After decades of population loss, the city has stopped shrinking, according to revised Census Bureau estimates delivered to the city earlier this week.

On Monday, the city received a letter from the Census Bureau raising the 2008 population estimate by about 93,000.

In October, Philly challenged the bureau's 2008 estimate of the city's population, which the bureau had set at 1,447,395. It was the first time that the city had challenged the bureau's estimates since a challenge program began earlier this decade.

The new estimate of Philadelphia's '08 population is 1,540,351 people, 4,220 higher than what even the city had believed. The difference came from the bureau's having more accurate counts of those living in prisons, nursing homes and college dorms, said Gary Jastrzab, the city's deputy director of city planning.

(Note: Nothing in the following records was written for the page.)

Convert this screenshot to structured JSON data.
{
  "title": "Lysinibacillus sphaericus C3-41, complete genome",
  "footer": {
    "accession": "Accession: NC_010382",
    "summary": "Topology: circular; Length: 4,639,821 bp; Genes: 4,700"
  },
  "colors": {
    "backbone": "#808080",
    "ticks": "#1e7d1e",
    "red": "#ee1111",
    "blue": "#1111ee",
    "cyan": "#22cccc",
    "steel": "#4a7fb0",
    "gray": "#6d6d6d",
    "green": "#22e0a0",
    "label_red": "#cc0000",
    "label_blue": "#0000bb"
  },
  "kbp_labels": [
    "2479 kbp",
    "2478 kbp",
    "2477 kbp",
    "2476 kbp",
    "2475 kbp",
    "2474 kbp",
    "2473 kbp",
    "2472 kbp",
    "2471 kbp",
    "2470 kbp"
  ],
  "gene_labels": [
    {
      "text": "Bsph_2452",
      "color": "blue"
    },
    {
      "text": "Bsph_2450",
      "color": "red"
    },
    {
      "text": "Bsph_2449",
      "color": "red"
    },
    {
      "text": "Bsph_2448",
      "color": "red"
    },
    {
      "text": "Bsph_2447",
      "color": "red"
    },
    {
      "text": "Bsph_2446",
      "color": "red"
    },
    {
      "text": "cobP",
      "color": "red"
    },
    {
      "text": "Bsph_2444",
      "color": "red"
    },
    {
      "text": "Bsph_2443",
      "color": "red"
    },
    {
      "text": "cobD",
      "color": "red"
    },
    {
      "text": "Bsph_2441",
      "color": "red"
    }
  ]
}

The city's population peaked at more than two million people in 1950, then began a 50-year decline.

"For the first time in nearly 60 years, we can demonstrate that Philadelphia's population is growing, not declining," Mayor Nutter said.

He said that the new estimates highlighted the importance of the 2010 Census, which will have legislative and fiscal ramifications for the city.

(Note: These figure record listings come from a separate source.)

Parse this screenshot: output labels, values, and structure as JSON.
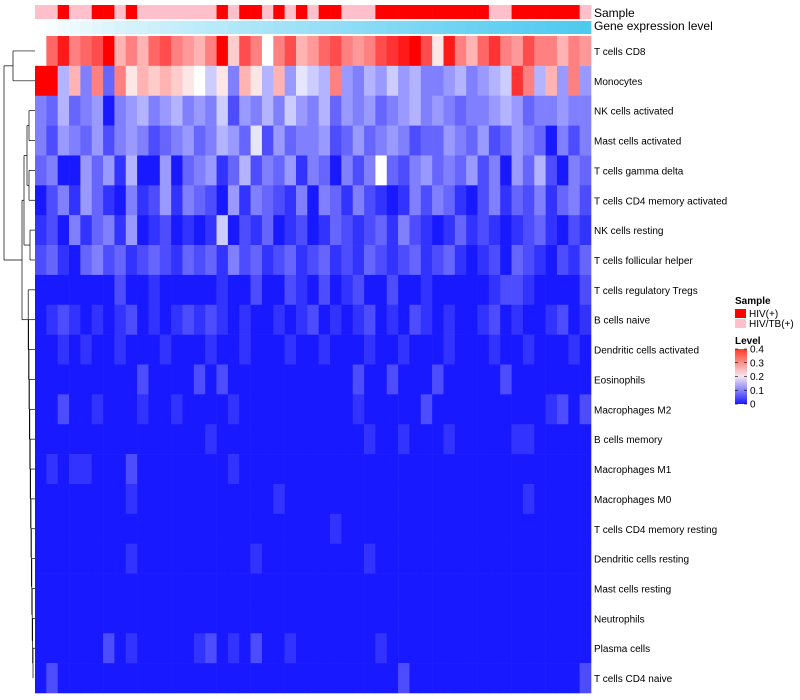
{
  "chart_data": {
    "type": "heatmap",
    "title": "",
    "annotation_tracks": [
      "Sample",
      "Gene expression level"
    ],
    "rows": [
      "T cells CD8",
      "Monocytes",
      "NK cells activated",
      "Mast cells activated",
      "T cells gamma delta",
      "T cells CD4 memory activated",
      "NK cells resting",
      "T cells follicular helper",
      "T cells regulatory  Tregs",
      "B cells naive",
      "Dendritic cells activated",
      "Eosinophils",
      "Macrophages M2",
      "B cells memory",
      "Macrophages M1",
      "Macrophages M0",
      "T cells CD4 memory resting",
      "Dendritic cells resting",
      "Mast cells resting",
      "Neutrophils",
      "Plasma cells",
      "T cells CD4 naive"
    ],
    "n_columns": 49,
    "sample_groups": [
      "HIV/TB(+)",
      "HIV/TB(+)",
      "HIV(+)",
      "HIV/TB(+)",
      "HIV/TB(+)",
      "HIV(+)",
      "HIV(+)",
      "HIV/TB(+)",
      "HIV(+)",
      "HIV/TB(+)",
      "HIV/TB(+)",
      "HIV/TB(+)",
      "HIV/TB(+)",
      "HIV/TB(+)",
      "HIV/TB(+)",
      "HIV/TB(+)",
      "HIV(+)",
      "HIV/TB(+)",
      "HIV(+)",
      "HIV(+)",
      "HIV/TB(+)",
      "HIV(+)",
      "HIV/TB(+)",
      "HIV(+)",
      "HIV/TB(+)",
      "HIV(+)",
      "HIV(+)",
      "HIV/TB(+)",
      "HIV/TB(+)",
      "HIV/TB(+)",
      "HIV(+)",
      "HIV(+)",
      "HIV(+)",
      "HIV(+)",
      "HIV(+)",
      "HIV(+)",
      "HIV(+)",
      "HIV(+)",
      "HIV(+)",
      "HIV(+)",
      "HIV/TB(+)",
      "HIV/TB(+)",
      "HIV(+)",
      "HIV(+)",
      "HIV(+)",
      "HIV(+)",
      "HIV(+)",
      "HIV(+)",
      "HIV/TB(+)"
    ],
    "expression_level_range": [
      0,
      1
    ],
    "values": [
      [
        0.2,
        0.32,
        0.38,
        0.3,
        0.32,
        0.34,
        0.4,
        0.26,
        0.3,
        0.26,
        0.32,
        0.34,
        0.3,
        0.28,
        0.26,
        0.3,
        0.4,
        0.24,
        0.34,
        0.3,
        0.2,
        0.3,
        0.34,
        0.26,
        0.28,
        0.32,
        0.34,
        0.3,
        0.28,
        0.3,
        0.34,
        0.36,
        0.38,
        0.4,
        0.34,
        0.22,
        0.38,
        0.3,
        0.26,
        0.32,
        0.36,
        0.3,
        0.28,
        0.34,
        0.3,
        0.3,
        0.26,
        0.3,
        0.28
      ],
      [
        0.4,
        0.4,
        0.14,
        0.26,
        0.1,
        0.3,
        0.08,
        0.3,
        0.22,
        0.26,
        0.24,
        0.26,
        0.24,
        0.22,
        0.2,
        0.16,
        0.22,
        0.1,
        0.26,
        0.22,
        0.14,
        0.26,
        0.12,
        0.18,
        0.16,
        0.14,
        0.3,
        0.12,
        0.1,
        0.14,
        0.12,
        0.16,
        0.12,
        0.14,
        0.1,
        0.1,
        0.12,
        0.14,
        0.1,
        0.12,
        0.14,
        0.16,
        0.36,
        0.3,
        0.14,
        0.26,
        0.12,
        0.3,
        0.12
      ],
      [
        0.1,
        0.08,
        0.14,
        0.08,
        0.1,
        0.12,
        0.02,
        0.1,
        0.12,
        0.14,
        0.1,
        0.12,
        0.14,
        0.1,
        0.12,
        0.1,
        0.16,
        0.06,
        0.12,
        0.1,
        0.14,
        0.1,
        0.16,
        0.12,
        0.1,
        0.14,
        0.08,
        0.12,
        0.1,
        0.12,
        0.08,
        0.1,
        0.12,
        0.14,
        0.1,
        0.12,
        0.1,
        0.08,
        0.1,
        0.1,
        0.12,
        0.14,
        0.12,
        0.08,
        0.1,
        0.1,
        0.12,
        0.1,
        0.1
      ],
      [
        0.1,
        0.06,
        0.12,
        0.1,
        0.08,
        0.12,
        0.06,
        0.1,
        0.12,
        0.1,
        0.06,
        0.08,
        0.1,
        0.12,
        0.08,
        0.1,
        0.14,
        0.12,
        0.08,
        0.18,
        0.06,
        0.12,
        0.08,
        0.1,
        0.1,
        0.12,
        0.06,
        0.08,
        0.12,
        0.08,
        0.1,
        0.12,
        0.1,
        0.06,
        0.08,
        0.08,
        0.12,
        0.1,
        0.08,
        0.12,
        0.06,
        0.08,
        0.12,
        0.1,
        0.08,
        0.02,
        0.1,
        0.06,
        0.1
      ],
      [
        0.08,
        0.1,
        0.02,
        0.02,
        0.12,
        0.08,
        0.12,
        0.04,
        0.14,
        0.02,
        0.02,
        0.12,
        0.02,
        0.08,
        0.1,
        0.12,
        0.04,
        0.08,
        0.14,
        0.06,
        0.1,
        0.08,
        0.12,
        0.04,
        0.1,
        0.08,
        0.02,
        0.1,
        0.06,
        0.1,
        0.2,
        0.08,
        0.06,
        0.1,
        0.12,
        0.08,
        0.1,
        0.08,
        0.12,
        0.06,
        0.1,
        0.02,
        0.12,
        0.08,
        0.14,
        0.06,
        0.02,
        0.1,
        0.08
      ],
      [
        0.02,
        0.06,
        0.1,
        0.04,
        0.12,
        0.08,
        0.04,
        0.02,
        0.1,
        0.04,
        0.06,
        0.12,
        0.04,
        0.1,
        0.08,
        0.06,
        0.02,
        0.12,
        0.04,
        0.1,
        0.08,
        0.06,
        0.04,
        0.1,
        0.02,
        0.1,
        0.08,
        0.04,
        0.1,
        0.06,
        0.04,
        0.02,
        0.04,
        0.1,
        0.06,
        0.1,
        0.08,
        0.04,
        0.02,
        0.06,
        0.1,
        0.04,
        0.08,
        0.06,
        0.1,
        0.04,
        0.08,
        0.1,
        0.06
      ],
      [
        0.04,
        0.06,
        0.02,
        0.1,
        0.04,
        0.08,
        0.1,
        0.04,
        0.12,
        0.02,
        0.04,
        0.06,
        0.02,
        0.04,
        0.02,
        0.04,
        0.16,
        0.02,
        0.06,
        0.04,
        0.08,
        0.02,
        0.04,
        0.06,
        0.02,
        0.04,
        0.08,
        0.06,
        0.04,
        0.06,
        0.08,
        0.04,
        0.1,
        0.06,
        0.04,
        0.02,
        0.04,
        0.08,
        0.04,
        0.06,
        0.04,
        0.02,
        0.04,
        0.06,
        0.08,
        0.04,
        0.02,
        0.06,
        0.04
      ],
      [
        0.06,
        0.08,
        0.04,
        0.02,
        0.08,
        0.1,
        0.06,
        0.08,
        0.04,
        0.06,
        0.08,
        0.06,
        0.04,
        0.08,
        0.06,
        0.08,
        0.04,
        0.1,
        0.06,
        0.08,
        0.04,
        0.06,
        0.08,
        0.04,
        0.06,
        0.08,
        0.04,
        0.06,
        0.04,
        0.08,
        0.06,
        0.04,
        0.06,
        0.08,
        0.04,
        0.06,
        0.08,
        0.04,
        0.02,
        0.04,
        0.06,
        0.02,
        0.08,
        0.06,
        0.04,
        0.02,
        0.06,
        0.04,
        0.08
      ],
      [
        0.02,
        0.02,
        0.02,
        0.02,
        0.02,
        0.02,
        0.02,
        0.06,
        0.02,
        0.02,
        0.04,
        0.02,
        0.02,
        0.02,
        0.02,
        0.02,
        0.04,
        0.02,
        0.02,
        0.06,
        0.02,
        0.02,
        0.06,
        0.04,
        0.02,
        0.06,
        0.02,
        0.04,
        0.06,
        0.02,
        0.02,
        0.06,
        0.02,
        0.02,
        0.04,
        0.02,
        0.02,
        0.02,
        0.02,
        0.02,
        0.04,
        0.06,
        0.06,
        0.04,
        0.02,
        0.02,
        0.02,
        0.02,
        0.06
      ],
      [
        0.02,
        0.04,
        0.06,
        0.04,
        0.02,
        0.04,
        0.02,
        0.04,
        0.06,
        0.02,
        0.04,
        0.02,
        0.04,
        0.06,
        0.04,
        0.06,
        0.04,
        0.02,
        0.04,
        0.02,
        0.02,
        0.04,
        0.02,
        0.04,
        0.06,
        0.02,
        0.04,
        0.02,
        0.04,
        0.06,
        0.02,
        0.04,
        0.02,
        0.06,
        0.04,
        0.02,
        0.04,
        0.02,
        0.02,
        0.04,
        0.06,
        0.02,
        0.04,
        0.02,
        0.02,
        0.04,
        0.06,
        0.02,
        0.04
      ],
      [
        0.02,
        0.02,
        0.04,
        0.02,
        0.04,
        0.02,
        0.02,
        0.04,
        0.02,
        0.02,
        0.02,
        0.04,
        0.02,
        0.02,
        0.02,
        0.04,
        0.02,
        0.02,
        0.04,
        0.02,
        0.02,
        0.02,
        0.04,
        0.02,
        0.02,
        0.04,
        0.02,
        0.02,
        0.02,
        0.04,
        0.02,
        0.02,
        0.04,
        0.02,
        0.02,
        0.02,
        0.04,
        0.02,
        0.02,
        0.02,
        0.04,
        0.02,
        0.02,
        0.04,
        0.02,
        0.02,
        0.02,
        0.04,
        0.02
      ],
      [
        0.02,
        0.02,
        0.02,
        0.02,
        0.02,
        0.02,
        0.02,
        0.02,
        0.02,
        0.06,
        0.02,
        0.02,
        0.02,
        0.02,
        0.06,
        0.02,
        0.06,
        0.02,
        0.02,
        0.02,
        0.02,
        0.02,
        0.02,
        0.02,
        0.02,
        0.02,
        0.02,
        0.02,
        0.06,
        0.02,
        0.02,
        0.06,
        0.02,
        0.02,
        0.02,
        0.06,
        0.02,
        0.02,
        0.02,
        0.02,
        0.02,
        0.06,
        0.02,
        0.02,
        0.02,
        0.02,
        0.02,
        0.02,
        0.02
      ],
      [
        0.02,
        0.02,
        0.06,
        0.02,
        0.02,
        0.04,
        0.02,
        0.02,
        0.02,
        0.04,
        0.02,
        0.02,
        0.04,
        0.02,
        0.02,
        0.02,
        0.02,
        0.04,
        0.02,
        0.02,
        0.02,
        0.02,
        0.02,
        0.02,
        0.02,
        0.02,
        0.02,
        0.02,
        0.04,
        0.02,
        0.02,
        0.02,
        0.02,
        0.02,
        0.06,
        0.02,
        0.02,
        0.02,
        0.02,
        0.02,
        0.02,
        0.02,
        0.02,
        0.02,
        0.02,
        0.04,
        0.06,
        0.02,
        0.06
      ],
      [
        0.02,
        0.02,
        0.02,
        0.02,
        0.02,
        0.02,
        0.02,
        0.02,
        0.02,
        0.02,
        0.02,
        0.02,
        0.02,
        0.02,
        0.02,
        0.04,
        0.02,
        0.02,
        0.02,
        0.02,
        0.02,
        0.02,
        0.02,
        0.02,
        0.02,
        0.02,
        0.02,
        0.02,
        0.02,
        0.04,
        0.02,
        0.02,
        0.04,
        0.02,
        0.02,
        0.02,
        0.04,
        0.02,
        0.02,
        0.02,
        0.02,
        0.02,
        0.04,
        0.04,
        0.02,
        0.02,
        0.02,
        0.02,
        0.02
      ],
      [
        0.02,
        0.04,
        0.02,
        0.04,
        0.04,
        0.02,
        0.02,
        0.02,
        0.06,
        0.02,
        0.02,
        0.02,
        0.02,
        0.02,
        0.02,
        0.02,
        0.02,
        0.04,
        0.02,
        0.02,
        0.02,
        0.02,
        0.02,
        0.02,
        0.02,
        0.02,
        0.02,
        0.02,
        0.02,
        0.02,
        0.02,
        0.02,
        0.02,
        0.02,
        0.02,
        0.02,
        0.02,
        0.02,
        0.02,
        0.02,
        0.02,
        0.02,
        0.02,
        0.02,
        0.02,
        0.02,
        0.02,
        0.02,
        0.02
      ],
      [
        0.02,
        0.02,
        0.02,
        0.02,
        0.02,
        0.02,
        0.02,
        0.02,
        0.04,
        0.02,
        0.02,
        0.02,
        0.02,
        0.02,
        0.02,
        0.02,
        0.02,
        0.02,
        0.02,
        0.02,
        0.02,
        0.04,
        0.02,
        0.02,
        0.02,
        0.02,
        0.02,
        0.02,
        0.02,
        0.02,
        0.02,
        0.02,
        0.02,
        0.02,
        0.02,
        0.02,
        0.02,
        0.02,
        0.02,
        0.02,
        0.02,
        0.02,
        0.02,
        0.04,
        0.02,
        0.02,
        0.02,
        0.02,
        0.02
      ],
      [
        0.02,
        0.02,
        0.02,
        0.02,
        0.02,
        0.02,
        0.02,
        0.02,
        0.02,
        0.02,
        0.02,
        0.02,
        0.02,
        0.02,
        0.02,
        0.02,
        0.02,
        0.02,
        0.02,
        0.02,
        0.02,
        0.02,
        0.02,
        0.02,
        0.02,
        0.02,
        0.04,
        0.02,
        0.02,
        0.02,
        0.02,
        0.02,
        0.02,
        0.02,
        0.02,
        0.02,
        0.02,
        0.02,
        0.02,
        0.02,
        0.02,
        0.02,
        0.02,
        0.02,
        0.02,
        0.02,
        0.02,
        0.02,
        0.02
      ],
      [
        0.02,
        0.02,
        0.02,
        0.02,
        0.02,
        0.02,
        0.02,
        0.02,
        0.04,
        0.02,
        0.02,
        0.02,
        0.02,
        0.02,
        0.02,
        0.02,
        0.02,
        0.02,
        0.02,
        0.04,
        0.02,
        0.02,
        0.02,
        0.02,
        0.02,
        0.02,
        0.02,
        0.02,
        0.02,
        0.04,
        0.02,
        0.02,
        0.02,
        0.02,
        0.02,
        0.02,
        0.02,
        0.02,
        0.02,
        0.02,
        0.02,
        0.02,
        0.02,
        0.02,
        0.02,
        0.02,
        0.02,
        0.02,
        0.02
      ],
      [
        0.02,
        0.02,
        0.02,
        0.02,
        0.02,
        0.02,
        0.02,
        0.02,
        0.02,
        0.02,
        0.02,
        0.02,
        0.02,
        0.02,
        0.02,
        0.02,
        0.02,
        0.02,
        0.02,
        0.02,
        0.02,
        0.02,
        0.02,
        0.02,
        0.02,
        0.02,
        0.02,
        0.02,
        0.02,
        0.02,
        0.02,
        0.02,
        0.02,
        0.02,
        0.02,
        0.02,
        0.02,
        0.02,
        0.02,
        0.02,
        0.02,
        0.02,
        0.02,
        0.02,
        0.02,
        0.02,
        0.02,
        0.02,
        0.02
      ],
      [
        0.02,
        0.02,
        0.02,
        0.02,
        0.02,
        0.02,
        0.02,
        0.02,
        0.02,
        0.02,
        0.02,
        0.02,
        0.02,
        0.02,
        0.02,
        0.02,
        0.02,
        0.02,
        0.02,
        0.02,
        0.02,
        0.02,
        0.02,
        0.02,
        0.02,
        0.02,
        0.02,
        0.02,
        0.02,
        0.02,
        0.02,
        0.02,
        0.02,
        0.02,
        0.02,
        0.02,
        0.02,
        0.02,
        0.02,
        0.02,
        0.02,
        0.02,
        0.02,
        0.02,
        0.02,
        0.02,
        0.02,
        0.02,
        0.02
      ],
      [
        0.02,
        0.02,
        0.02,
        0.02,
        0.02,
        0.02,
        0.06,
        0.02,
        0.04,
        0.02,
        0.02,
        0.02,
        0.02,
        0.02,
        0.04,
        0.06,
        0.02,
        0.04,
        0.02,
        0.06,
        0.02,
        0.02,
        0.04,
        0.02,
        0.02,
        0.02,
        0.02,
        0.02,
        0.02,
        0.02,
        0.04,
        0.02,
        0.02,
        0.02,
        0.02,
        0.02,
        0.02,
        0.02,
        0.02,
        0.02,
        0.02,
        0.02,
        0.02,
        0.02,
        0.02,
        0.02,
        0.02,
        0.02,
        0.02
      ],
      [
        0.02,
        0.06,
        0.02,
        0.02,
        0.02,
        0.02,
        0.02,
        0.02,
        0.02,
        0.02,
        0.02,
        0.02,
        0.02,
        0.02,
        0.02,
        0.02,
        0.02,
        0.02,
        0.02,
        0.02,
        0.02,
        0.02,
        0.02,
        0.02,
        0.02,
        0.02,
        0.02,
        0.02,
        0.02,
        0.02,
        0.02,
        0.02,
        0.06,
        0.02,
        0.02,
        0.02,
        0.02,
        0.02,
        0.02,
        0.02,
        0.02,
        0.02,
        0.02,
        0.02,
        0.02,
        0.02,
        0.02,
        0.02,
        0.06
      ]
    ],
    "legend": {
      "sample_title": "Sample",
      "sample_entries": [
        {
          "label": "HIV(+)",
          "color": "#ff0000"
        },
        {
          "label": "HIV/TB(+)",
          "color": "#ffc0cb"
        }
      ],
      "level_title": "Level",
      "level_ticks": [
        "0.4",
        "0.3",
        "0.2",
        "0.1",
        "0"
      ],
      "level_tick_values": [
        0.4,
        0.3,
        0.2,
        0.1,
        0
      ],
      "level_range": [
        0,
        0.4
      ],
      "placement": "right"
    },
    "colors": {
      "low": "#0000ff",
      "mid": "#ffffff",
      "high": "#ff0000",
      "expr_low": "#ffffff",
      "expr_high": "#4ec9f0",
      "dendrogram": "#000000"
    }
  }
}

"City, state, and federal [representation] are all affected by the census figures because of required redistricting," he said.

The city would get more funding from the federal government if it could prove it was growing, Nutter said.

"This is great news."

Tricia Enright, head of Philly Counts, the city's campaign to educate residents about the 2010 count, said the news would be important in verifying the revised estimates.

"It's critically important to get a complete count in the decennial census to codify these results," Enright said.

Other cities have been affected by revisions as well. Boston, which has made four challenges since 2006, has seen its population raised from 559,034 to 620,535.